Die Zucht und Vermehrung der österreichischen Benzinkuh gelang jedenfalls vorzüglich. Die Landwirtschaftskammer erwarb das OPEC-Gebäude am Ring, die Molkereien schlössen Lieferverträge mit der ÖMV, und binnen kurzer Zeit stieg das Ansehen der österreichischen Viehwirtschaft in einem noch nie dagewesener^ Ausmaß.

Die Autobahnen wurden für Fußgänger wieder gesperrt, die Tankstellen, die Wanderproviant verkauft hatten, nahmen ihre Zapfsäulen wieder in Betrieb, und die Apotheker und Schwarzhändler blieben auf ihrem teuren Benzin sitzen. Benzin gab's nun in Normalqualität zum Preis von Magermilch und Super zum Vollmilchpreis.

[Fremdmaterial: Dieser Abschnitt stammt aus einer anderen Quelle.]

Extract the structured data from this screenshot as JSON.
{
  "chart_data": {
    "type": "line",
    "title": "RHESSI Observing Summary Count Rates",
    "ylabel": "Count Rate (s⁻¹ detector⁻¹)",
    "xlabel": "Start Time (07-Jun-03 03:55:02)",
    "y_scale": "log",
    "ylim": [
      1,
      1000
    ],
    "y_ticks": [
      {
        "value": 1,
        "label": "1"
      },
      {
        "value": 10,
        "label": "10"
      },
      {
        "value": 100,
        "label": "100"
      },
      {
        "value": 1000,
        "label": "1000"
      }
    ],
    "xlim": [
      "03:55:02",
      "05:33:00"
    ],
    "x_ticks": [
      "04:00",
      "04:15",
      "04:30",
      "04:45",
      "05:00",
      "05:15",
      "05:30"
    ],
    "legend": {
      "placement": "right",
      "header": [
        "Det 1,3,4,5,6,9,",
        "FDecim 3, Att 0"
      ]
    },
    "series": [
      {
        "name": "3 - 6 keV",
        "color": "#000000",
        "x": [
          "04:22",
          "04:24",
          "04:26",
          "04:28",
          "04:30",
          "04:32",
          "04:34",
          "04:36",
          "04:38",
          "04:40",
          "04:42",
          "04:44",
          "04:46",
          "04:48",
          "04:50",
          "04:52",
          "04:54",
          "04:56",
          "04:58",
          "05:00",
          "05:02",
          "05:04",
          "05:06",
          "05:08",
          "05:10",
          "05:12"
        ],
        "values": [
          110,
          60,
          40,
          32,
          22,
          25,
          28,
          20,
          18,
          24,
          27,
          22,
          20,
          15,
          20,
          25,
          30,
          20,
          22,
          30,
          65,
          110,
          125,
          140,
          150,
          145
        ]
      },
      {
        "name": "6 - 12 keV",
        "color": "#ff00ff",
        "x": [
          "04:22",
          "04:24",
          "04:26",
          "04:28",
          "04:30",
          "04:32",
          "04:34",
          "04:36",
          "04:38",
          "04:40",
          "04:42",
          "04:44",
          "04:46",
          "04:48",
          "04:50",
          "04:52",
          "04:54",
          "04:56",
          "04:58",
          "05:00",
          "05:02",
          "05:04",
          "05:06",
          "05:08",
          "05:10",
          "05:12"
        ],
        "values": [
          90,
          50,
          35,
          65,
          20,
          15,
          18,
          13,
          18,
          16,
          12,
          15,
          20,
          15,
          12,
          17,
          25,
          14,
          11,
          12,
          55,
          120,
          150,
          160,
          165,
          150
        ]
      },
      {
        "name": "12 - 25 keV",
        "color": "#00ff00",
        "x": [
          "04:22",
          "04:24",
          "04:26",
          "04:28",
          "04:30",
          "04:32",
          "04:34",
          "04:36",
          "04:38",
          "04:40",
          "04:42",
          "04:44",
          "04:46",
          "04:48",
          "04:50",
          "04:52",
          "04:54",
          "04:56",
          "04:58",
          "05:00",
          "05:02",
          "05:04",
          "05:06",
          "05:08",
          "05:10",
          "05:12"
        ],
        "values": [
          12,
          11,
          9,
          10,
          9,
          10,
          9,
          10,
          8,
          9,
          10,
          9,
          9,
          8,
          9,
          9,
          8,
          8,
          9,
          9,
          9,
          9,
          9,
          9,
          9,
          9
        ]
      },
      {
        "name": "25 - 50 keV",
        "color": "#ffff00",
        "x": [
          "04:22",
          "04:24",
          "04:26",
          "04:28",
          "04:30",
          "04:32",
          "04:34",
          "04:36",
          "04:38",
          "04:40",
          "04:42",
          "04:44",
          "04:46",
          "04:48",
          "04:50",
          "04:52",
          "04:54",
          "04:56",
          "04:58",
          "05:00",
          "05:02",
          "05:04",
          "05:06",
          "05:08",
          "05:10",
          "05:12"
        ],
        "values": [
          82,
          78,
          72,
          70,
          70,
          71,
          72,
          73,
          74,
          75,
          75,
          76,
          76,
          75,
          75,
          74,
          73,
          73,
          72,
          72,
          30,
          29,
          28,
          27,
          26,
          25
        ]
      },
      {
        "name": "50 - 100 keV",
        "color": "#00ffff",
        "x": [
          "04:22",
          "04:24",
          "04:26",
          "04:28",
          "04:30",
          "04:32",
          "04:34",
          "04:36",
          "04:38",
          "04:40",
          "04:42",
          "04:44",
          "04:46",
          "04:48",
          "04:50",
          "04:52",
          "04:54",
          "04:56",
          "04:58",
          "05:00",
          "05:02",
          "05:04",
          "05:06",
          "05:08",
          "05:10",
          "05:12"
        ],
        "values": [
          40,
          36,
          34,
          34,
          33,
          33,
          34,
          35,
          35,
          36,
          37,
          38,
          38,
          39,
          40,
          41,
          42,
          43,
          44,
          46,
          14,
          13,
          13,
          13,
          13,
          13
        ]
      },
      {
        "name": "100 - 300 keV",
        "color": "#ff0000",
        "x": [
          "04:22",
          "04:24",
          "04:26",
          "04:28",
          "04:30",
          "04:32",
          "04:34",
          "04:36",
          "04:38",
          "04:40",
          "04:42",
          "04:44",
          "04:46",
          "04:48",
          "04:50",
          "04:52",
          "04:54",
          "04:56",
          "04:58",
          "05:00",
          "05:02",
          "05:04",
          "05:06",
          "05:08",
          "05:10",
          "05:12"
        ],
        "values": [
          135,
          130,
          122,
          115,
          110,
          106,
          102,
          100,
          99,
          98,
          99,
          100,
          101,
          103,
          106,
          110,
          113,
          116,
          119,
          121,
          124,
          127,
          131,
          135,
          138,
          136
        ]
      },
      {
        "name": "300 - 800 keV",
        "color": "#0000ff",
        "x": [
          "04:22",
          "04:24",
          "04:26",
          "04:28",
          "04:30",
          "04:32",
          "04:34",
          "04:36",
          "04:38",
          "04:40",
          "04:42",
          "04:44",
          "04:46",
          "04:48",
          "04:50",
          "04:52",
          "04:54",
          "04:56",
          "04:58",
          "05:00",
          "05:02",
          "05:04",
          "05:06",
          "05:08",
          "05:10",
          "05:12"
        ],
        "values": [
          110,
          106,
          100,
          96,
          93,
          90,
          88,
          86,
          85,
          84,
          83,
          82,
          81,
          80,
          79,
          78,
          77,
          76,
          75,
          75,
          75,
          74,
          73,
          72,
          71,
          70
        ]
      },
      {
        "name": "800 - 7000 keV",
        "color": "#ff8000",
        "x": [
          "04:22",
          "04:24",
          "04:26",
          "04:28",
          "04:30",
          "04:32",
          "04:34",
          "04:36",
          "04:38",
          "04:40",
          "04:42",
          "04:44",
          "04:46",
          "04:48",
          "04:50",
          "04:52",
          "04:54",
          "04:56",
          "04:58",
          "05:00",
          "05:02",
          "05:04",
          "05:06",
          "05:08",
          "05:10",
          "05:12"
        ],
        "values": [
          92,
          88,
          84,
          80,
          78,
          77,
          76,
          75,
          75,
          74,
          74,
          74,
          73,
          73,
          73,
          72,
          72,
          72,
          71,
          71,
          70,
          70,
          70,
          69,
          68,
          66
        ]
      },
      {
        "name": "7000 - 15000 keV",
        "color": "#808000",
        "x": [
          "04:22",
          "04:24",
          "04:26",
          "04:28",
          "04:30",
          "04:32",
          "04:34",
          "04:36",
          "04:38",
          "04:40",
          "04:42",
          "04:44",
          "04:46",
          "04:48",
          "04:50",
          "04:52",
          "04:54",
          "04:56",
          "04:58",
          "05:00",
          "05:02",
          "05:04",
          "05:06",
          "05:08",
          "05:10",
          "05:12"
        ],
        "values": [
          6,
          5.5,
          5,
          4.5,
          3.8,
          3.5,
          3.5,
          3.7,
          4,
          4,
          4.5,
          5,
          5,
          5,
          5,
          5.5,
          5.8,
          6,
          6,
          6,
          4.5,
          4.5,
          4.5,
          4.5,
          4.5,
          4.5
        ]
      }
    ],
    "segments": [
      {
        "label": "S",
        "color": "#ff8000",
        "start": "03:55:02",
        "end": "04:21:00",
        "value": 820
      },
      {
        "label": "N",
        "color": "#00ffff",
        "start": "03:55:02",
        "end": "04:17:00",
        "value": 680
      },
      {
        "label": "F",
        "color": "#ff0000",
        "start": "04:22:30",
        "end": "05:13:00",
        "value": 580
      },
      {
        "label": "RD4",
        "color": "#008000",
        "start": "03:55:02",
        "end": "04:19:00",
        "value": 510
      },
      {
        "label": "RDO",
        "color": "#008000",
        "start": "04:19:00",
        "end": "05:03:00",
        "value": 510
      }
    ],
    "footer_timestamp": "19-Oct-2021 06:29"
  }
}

Hei, war das ein Start! Aus den Garagen und Schuppen, von Abstellhalden und Schuttplätzen wurden die Autos wieder herbeigeholt. Und selbst die Grünen, die mit schwächlicher Stimme vor der Zweckentfremdung und Denaturierung der Kühe gewarnt hatten, bestiegen eilig ihre Landrover, um ihre Ideen besser und schneller unters Volk zu bringen.

Die Umstrukturierung der vordem aufgeblähten Schuhindustrie in Autoreparaturwerkstätten und Leichenbestattungen gelang in kurzer Zeit. Die Politiker waren endlich wieder flott unterwegs. Die Energieluxussteuer wurde auf 85 Prozent angehoben, aber das störte niemand mehr.

Das einzige Problem war noch die Züchtung von Dieselöl-Kühen. Aber das müßte durch die großzügigen staatlichen Forschungsaufträge eigentlich bald zu lösen sein. An der Autobahn bei St. Christophen wurde das Denkmal des letzten Fußgängers enthüllt. Es war aus saurem-Re-gen-resistentem Material.

Und wenn sie nicht zu stoppen sind, dann fahren sie noch heute.